In the design START mentoring program created in 2019, many Hungarian designers have already got a chance to get the business knowledge needed to improve their brands and enterprises. In the fourth year of the program, designers of Anett Safran, Balázs Botos Design, Kata Font Home, Norna, itthon., and Vivoid could expand their professional knowledge in business development, marketing, communication tools, digital technologies, and many other important business topics.
Anett Sáfrán creates porcelain objects of use and decoration elements that put tactility, i.e. the sense of touch and experience in the focus. Balázs Botos Design’s main profile is also the design and manufacturing of porcelain jewellery and home accessories. Norna’s designers make outdoor furniture that can not only be an integral part of nature thanks to its forms and colours but can also become a determining piece in any home. The brand Kata Font Home was born from an artistic rethinking of everyday objects and small furniture, following minimalist aesthetic design principles while functional details remain hidden behind clear geometric forms, aiding the abstract appearance of the objects. The designers of itthon. create small-scale home accessories made of natural materials based on traditional Vojdovina craftmanship. Lastly, the brand Vivoid offers wall covers, tapestries, wall panels, and design elements made of textile structures created with modular techniques.
After the mentoring program’s theoretical part, the designers spent their two-week professional internship at a prominent domestic manufacturer or designer of their choice, where they gained insight into workflow details from design to series production.
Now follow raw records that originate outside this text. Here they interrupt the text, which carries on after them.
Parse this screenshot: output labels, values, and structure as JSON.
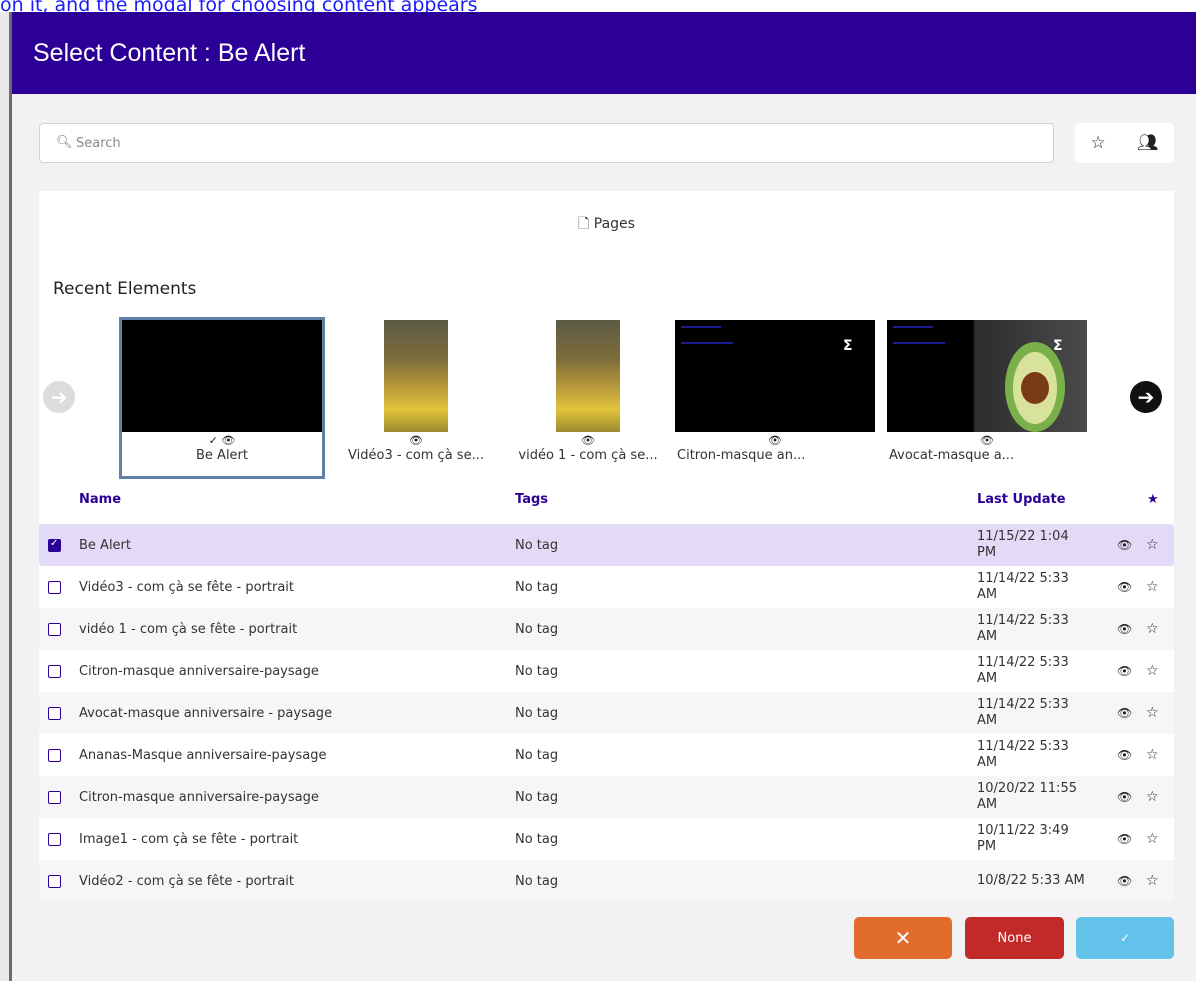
{
  "background": {
    "caption": "on it, and the modal for choosing content appears"
  },
  "modal": {
    "title": "Select Content : Be Alert"
  },
  "search": {
    "placeholder": "Search"
  },
  "icons": {
    "search": "magnifier-icon",
    "favorites_filter": "star-icon",
    "team_filter": "users-icon",
    "pages": "document-icon",
    "preview": "eye-icon",
    "selected": "check-icon"
  },
  "pages_tab": {
    "label": "Pages"
  },
  "recent": {
    "title": "Recent Elements",
    "items": [
      {
        "label": "Be Alert"
      },
      {
        "label": "Vidéo3 - com çà se..."
      },
      {
        "label": "vidéo 1 - com çà se..."
      },
      {
        "label": "Citron-masque an..."
      },
      {
        "label": "Avocat-masque a..."
      }
    ]
  },
  "table": {
    "headers": {
      "name": "Name",
      "tags": "Tags",
      "last_update": "Last Update",
      "star": "★"
    },
    "rows": [
      {
        "name": "Be Alert",
        "tag": "No tag",
        "date": "11/15/22 1:04 PM",
        "checked": true
      },
      {
        "name": "Vidéo3 - com çà se fête - portrait",
        "tag": "No tag",
        "date": "11/14/22 5:33 AM",
        "checked": false
      },
      {
        "name": "vidéo 1 - com çà se fête - portrait",
        "tag": "No tag",
        "date": "11/14/22 5:33 AM",
        "checked": false
      },
      {
        "name": "Citron-masque anniversaire-paysage",
        "tag": "No tag",
        "date": "11/14/22 5:33 AM",
        "checked": false
      },
      {
        "name": "Avocat-masque anniversaire - paysage",
        "tag": "No tag",
        "date": "11/14/22 5:33 AM",
        "checked": false
      },
      {
        "name": "Ananas-Masque anniversaire-paysage",
        "tag": "No tag",
        "date": "11/14/22 5:33 AM",
        "checked": false
      },
      {
        "name": "Citron-masque anniversaire-paysage",
        "tag": "No tag",
        "date": "10/20/22 11:55 AM",
        "checked": false
      },
      {
        "name": "Image1 - com çà se fête - portrait",
        "tag": "No tag",
        "date": "10/11/22 3:49 PM",
        "checked": false
      },
      {
        "name": "Vidéo2 - com çà se fête - portrait",
        "tag": "No tag",
        "date": "10/8/22 5:33 AM",
        "checked": false
      }
    ]
  },
  "footer": {
    "cancel_label": "✕",
    "none_label": "None",
    "confirm_label": "✓"
  },
  "colors": {
    "header": "#2c0096",
    "cancel": "#e26c2c",
    "none": "#c22a2a",
    "confirm": "#63c2ea",
    "selected_row": "#e3daf7"
  }
}
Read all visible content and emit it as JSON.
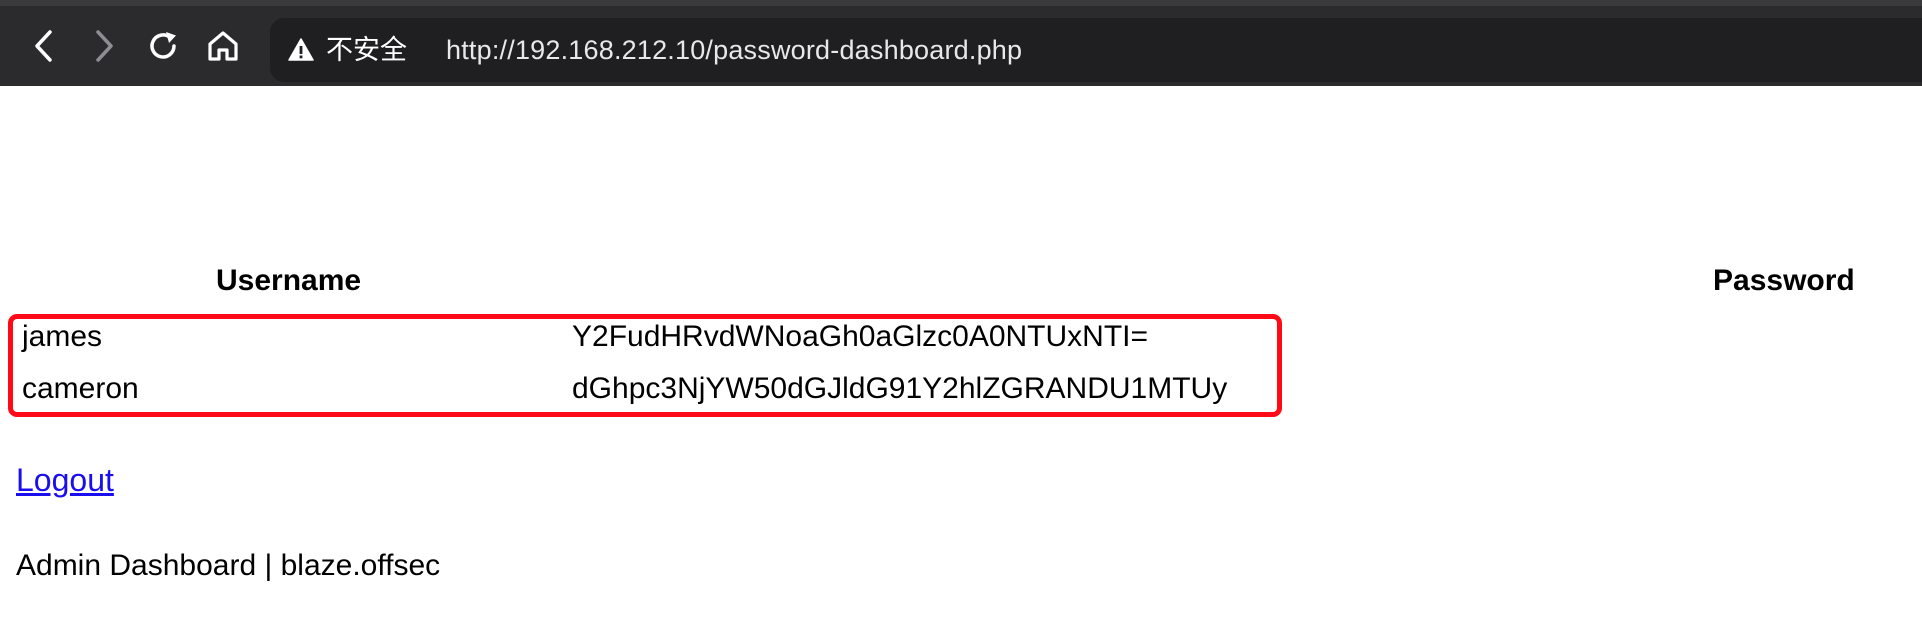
{
  "browser": {
    "security_label": "不安全",
    "url": "http://192.168.212.10/password-dashboard.php"
  },
  "table": {
    "headers": [
      "Username",
      "Password"
    ],
    "rows": [
      {
        "username": "james",
        "password": "Y2FudHRvdWNoaGh0aGlzc0A0NTUxNTI="
      },
      {
        "username": "cameron",
        "password": "dGhpc3NjYW50dGJldG91Y2hlZGRANDU1MTUy"
      }
    ]
  },
  "logout_label": "Logout",
  "footer_text": "Admin Dashboard | blaze.offsec",
  "colors": {
    "highlight": "#ff0a16",
    "link": "#1a0dee",
    "toolbar": "#2b2b2e"
  }
}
They could see the management skills, scheduling, and communication needed to market a design product in practice and they could also expand their knowledge of applied technologies and material knowledge. This was followed by the study trip to Eindhoven, with a visit to one of Northern Europe’s largest design events, the Dutch Design Week. The Dutch Design Week awaited visitors with the creations of about 2600 designers in 110 venues in the city this year, so design START participants were enriched with the participation in a really popular, and exciting event.
During the three-day trip, the mentees familiarised themselves with the pieces and concepts of international designers of the most diverse styles including the collection of the brand Vij5 founded by Arjan van Raadshooven and Anieke Branderhorst, in which, they could discover the aesthetics born as a combination of minimalism and functionality. They also visited the Dutch Invertuals design studio, where products are based on experimentation and redefinition. The Amsterdam-based Studio Henk, the building of which is in close connection with the furniture presented, showed a colourful and exciting face to the designers, and Zakaria Rugs called attention to the meeting of different cultures and sustainability with their handmade rugs. The Hungarian designers could discover eclectic, rebellious, and extreme pieces in the Moooi studio.
Based on the feedback from the designers participating in the fourth design START mentoring program, the theoretical knowledge gained from the professional workshops and the practical tasks helped them see their own brands and enterprises from a new perspective. The two-week professional internship spent at Hungarian manufacturers and designers provided an insight into the daily lives of the host companies and supported mentorees to ask targeted questions about developing their enterprises. The colourful and hectic study trip to the Netherlands was truly inspiring for the emerging Hungarian talents in terms of getting to know the perspectives and workflow of studios representing different directions and fields of activity, and building personal connections.